The action of the piece takes place in both modern day London and the early 70s on Eel Pie Island. While humour is the star ingredient of the play, the plot is rich enough to engage an audience throughout. The 8 strong cast clearly relish leaning into the comedy of the play, throwing themselves wholeheartedly into their roles with the energy needed to deliver some of the more absurdist elements of the play.

Neil Cole and Malcolm Jeffries sit at the emotional centre of the play, and bring a sense of depth to their roles as brothers Meatball and Pony.  There is something genuinely touching about their relationship, even as their interactions are designed to make us laugh.

Rafaela Elliston shines as the hilariously vapid yet sharp hippy earth-mother Mint Julep. I particularly enjoyed the scenes between her and Anil Desai’s opportunistic slacker Noel, who definitely believes in the ‘free’ of free love. This contrasts with Marc McCardie’s more sympathetic hippy slacker Sir Jasper, although it is hard not to be more likeable when the bar has been set so low.
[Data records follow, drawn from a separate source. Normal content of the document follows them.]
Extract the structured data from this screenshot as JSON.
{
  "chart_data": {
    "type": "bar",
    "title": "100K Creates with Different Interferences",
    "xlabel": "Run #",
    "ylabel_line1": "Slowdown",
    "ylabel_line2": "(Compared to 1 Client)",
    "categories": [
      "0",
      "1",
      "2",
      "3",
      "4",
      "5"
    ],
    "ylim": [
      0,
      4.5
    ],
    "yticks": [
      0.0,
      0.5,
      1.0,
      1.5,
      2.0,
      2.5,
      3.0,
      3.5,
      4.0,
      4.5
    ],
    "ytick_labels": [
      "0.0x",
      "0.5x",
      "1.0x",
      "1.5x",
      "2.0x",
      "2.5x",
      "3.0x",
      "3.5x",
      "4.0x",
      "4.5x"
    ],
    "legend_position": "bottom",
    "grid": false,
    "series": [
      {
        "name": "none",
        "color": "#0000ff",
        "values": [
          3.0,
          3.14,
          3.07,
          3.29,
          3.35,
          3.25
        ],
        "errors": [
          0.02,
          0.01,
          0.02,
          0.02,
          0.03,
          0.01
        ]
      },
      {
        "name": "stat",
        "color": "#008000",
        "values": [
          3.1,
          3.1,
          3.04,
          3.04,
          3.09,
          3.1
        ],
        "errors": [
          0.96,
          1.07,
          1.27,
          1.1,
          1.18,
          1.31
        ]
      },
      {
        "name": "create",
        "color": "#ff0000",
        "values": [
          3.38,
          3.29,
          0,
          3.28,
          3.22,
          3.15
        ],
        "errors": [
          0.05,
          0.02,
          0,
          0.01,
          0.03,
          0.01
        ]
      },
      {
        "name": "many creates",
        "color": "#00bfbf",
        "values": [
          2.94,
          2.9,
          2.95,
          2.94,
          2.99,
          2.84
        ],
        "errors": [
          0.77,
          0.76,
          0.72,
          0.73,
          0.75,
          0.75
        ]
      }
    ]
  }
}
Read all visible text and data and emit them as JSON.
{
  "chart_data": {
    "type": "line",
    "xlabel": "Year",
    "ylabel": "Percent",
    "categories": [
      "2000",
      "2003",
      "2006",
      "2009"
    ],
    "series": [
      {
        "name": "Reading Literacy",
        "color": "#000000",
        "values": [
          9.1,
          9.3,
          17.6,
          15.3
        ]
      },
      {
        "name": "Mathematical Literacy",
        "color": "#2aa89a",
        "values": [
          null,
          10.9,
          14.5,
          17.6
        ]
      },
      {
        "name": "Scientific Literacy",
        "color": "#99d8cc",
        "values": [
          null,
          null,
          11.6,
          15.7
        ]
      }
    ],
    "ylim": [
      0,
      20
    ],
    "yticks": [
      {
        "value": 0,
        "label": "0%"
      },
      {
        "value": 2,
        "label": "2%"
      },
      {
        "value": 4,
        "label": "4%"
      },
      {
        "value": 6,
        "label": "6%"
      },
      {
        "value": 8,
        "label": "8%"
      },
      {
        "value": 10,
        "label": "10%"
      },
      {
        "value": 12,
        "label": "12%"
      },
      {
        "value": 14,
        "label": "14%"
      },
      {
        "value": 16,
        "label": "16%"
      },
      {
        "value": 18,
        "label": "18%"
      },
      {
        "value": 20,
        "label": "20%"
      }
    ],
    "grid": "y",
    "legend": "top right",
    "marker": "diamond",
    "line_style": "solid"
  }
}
Danni King and Hraban Luyat rise to the challenge of being utterly useless, and mildly baffling, as Detectives Gold and Harris. If I were a criminal I’d feel a lot safer knowing they were on the case.  There is a good chemistry between the two, so essential in landing this type of comic double-act.

I knew very little about Eel Pie Island, so I enjoyed getting a sense of the excitement and energy surrounding the community there during the 60s & early 70s.  As for the mysterious fire of 1971, well maybe it is a little less of a mystery now…

The final performance of ‘A Slice of Eel Pie’ is at 7.30pm tonight (25th August) and I’d recommend it to anyone who enjoys a good, old-fashioned, dark British comedy.